The beauty sector is consolidating because growth is getting harder to find. E.l.f. Beauty bought Hailey Bieber’s skincare brand Rhode in a deal worth up to $1 billion. The post-pandemic fragrance boom is cooling. Estée Lauder’s turnaround plan shows signs of progress — second-quarter net sales rose 6% to $4.2 billion — but the Americas remain flat, and makeup sales declined 1%.

The Integration Problem

Merging two complex luxury portfolios is easier described than executed. Estée Lauder bought Tom Ford for $2.8 billion in 2022, its largest acquisition to date.

Puig is a different animal. It owns fashion labels (Dries Van Noten, Jean Paul Gaultier), fragrance licenses (Christian Louboutin, Comme des Garçons, Shakira), and cosmetics brands with distinct retail footprints. Charlotte Tilbury alone operates a network of standalone stores that would need integration into Estée Lauder’s distribution strategy.

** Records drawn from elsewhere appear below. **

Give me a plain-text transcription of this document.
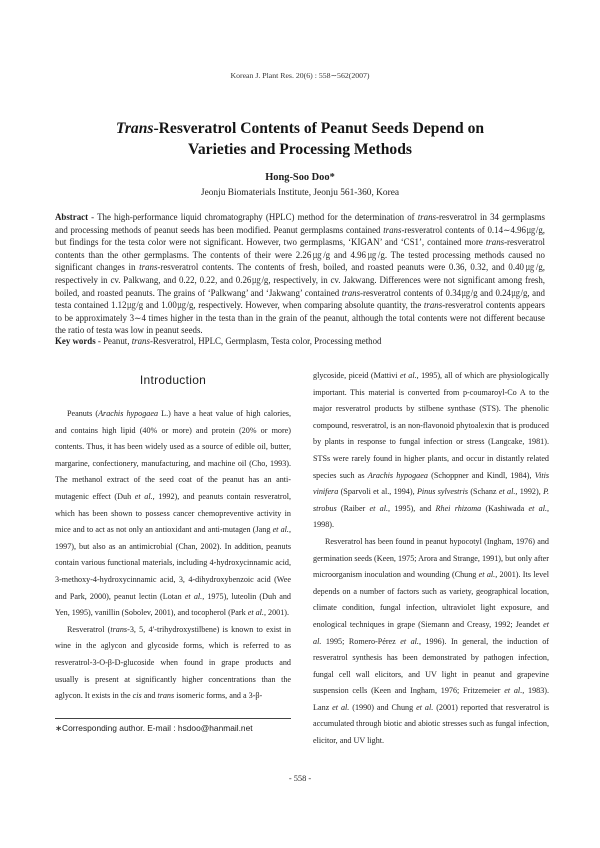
Korean J. Plant Res. 20(6) : 558∼562(2007)
Trans-Resveratrol Contents of Peanut Seeds Depend on
Varieties and Processing Methods
Hong-Soo Doo*
Jeonju Biomaterials Institute, Jeonju 561-360, Korea

Abstract - The high-performance liquid chromatography (HPLC) method for the determination of trans-resveratrol in 34 germplasms and processing methods of peanut seeds has been modified. Peanut germplasms contained trans-resveratrol contents of 0.14∼4.96㎍/g, but findings for the testa color were not significant. However, two germplasms, ‘KIGAN’ and ‘CS1’, contained more trans-resveratrol contents than the other germplasms. The contents of their were 2.26㎍/g and 4.96㎍/g. The tested processing methods caused no significant changes in trans-resveratrol contents. The contents of fresh, boiled, and roasted peanuts were 0.36, 0.32, and 0.40㎍/g, respectively in cv. Palkwang, and 0.22, 0.22, and 0.26㎍/g, respectively, in cv. Jakwang. Differences were not significant among fresh, boiled, and roasted peanuts. The grains of ‘Palkwang’ and ‘Jakwang’ contained trans-resveratrol contents of 0.34㎍/g and 0.24㎍/g, and testa contained 1.12㎍/g and 1.00㎍/g, respectively. However, when comparing absolute quantity, the trans-resveratrol contents appears to be approximately 3∼4 times higher in the testa than in the grain of the peanut, although the total contents were not different because the ratio of testa was low in peanut seeds.

Key words - Peanut, trans-Resveratrol, HPLC, Germplasm, Testa color, Processing method

Introduction

Peanuts (Arachis hypogaea L.) have a heat value of high calories, and contains high lipid (40% or more) and protein (20% or more) contents. Thus, it has been widely used as a source of edible oil, butter, margarine, confectionery, manufacturing, and machine oil (Cho, 1993). The methanol extract of the seed coat of the peanut has an anti-mutagenic effect (Duh et al., 1992), and peanuts contain resveratrol, which has been shown to possess cancer chemopreventive activity in mice and to act as not only an antioxidant and anti-mutagen (Jang et al., 1997), but also as an antimicrobial (Chan, 2002). In addition, peanuts contain various functional materials, including 4-hydroxycinnamic acid, 3-methoxy-4-hydroxycinnamic acid, 3, 4-dihydroxybenzoic acid (Wee and Park, 2000), peanut lectin (Lotan et al., 1975), luteolin (Duh and Yen, 1995), vanillin (Sobolev, 2001), and tocopherol (Park et al., 2001).

Resveratrol (trans-3, 5, 4′-trihydroxystilbene) is known to exist in wine in the aglycon and glycoside forms, which is referred to as resveratrol-3-O-β-D-glucoside when found in grape products and usually is present at significantly higher concentrations than the aglycon. It exists in the cis and trans isomeric forms, and a 3-β-

glycoside, piceid (Mattivi et al., 1995), all of which are physiologically important. This material is converted from p-coumaroyl-Co A to the major resveratrol products by stilbene synthase (STS). The phenolic compound, resveratrol, is an non-flavonoid phytoalexin that is produced by plants in response to fungal infection or stress (Langcake, 1981). STSs were rarely found in higher plants, and occur in distantly related species such as Arachis hypogaea (Schoppner and Kindl, 1984), Vitis vinifera (Sparvoli et al., 1994), Pinus sylvestris (Schanz et al., 1992), P. strobus (Raiber et al., 1995), and Rhei rhizoma (Kashiwada et al., 1998).

Resveratrol has been found in peanut hypocotyl (Ingham, 1976) and germination seeds (Keen, 1975; Arora and Strange, 1991), but only after microorganism inoculation and wounding (Chung et al., 2001). Its level depends on a number of factors such as variety, geographical location, climate condition, fungal infection, ultraviolet light exposure, and enological techniques in grape (Siemann and Creasy, 1992; Jeandet et al. 1995; Romero-Pérez et al., 1996). In general, the induction of resveratrol synthesis has been demonstrated by pathogen infection, fungal cell wall elicitors, and UV light in peanut and grapevine suspension cells (Keen and Ingham, 1976; Fritzemeier et al., 1983). Lanz et al. (1990) and Chung et al. (2001) reported that resveratrol is accumulated through biotic and abiotic stresses such as fungal infection, elicitor, and UV light.

∗Corresponding author. E-mail : hsdoo@hanmail.net
- 558 -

Then there’s the family control issue. The Puig family has run the company since 1914. They’re not exiting — they’re negotiating terms for remaining influential in a larger entity. How that power-sharing works with Estée Lauder’s public shareholders is an open question.

What This Signals

The timing tells its own story. Estée Lauder’s management is under pressure to show it has a path back to growth. A transformational acquisition is one way to shift the narrative — even if the market’s initial reaction suggests skepticism.

For the industry, this is further evidence that scale has become the primary competitive weapon. Mid-size beauty conglomerates face a choice: get bigger or get acquired. The days of organic growth across a portfolio of prestige brands appear to be over.

The talks may yet collapse — both companies emphasized no agreement has been reached. But the fact that Estée Lauder, despite its struggles, is pursuing a deal this ambitious signals how urgently management sees the need for change.

Whether shareholders see it the same way is another matter entirely.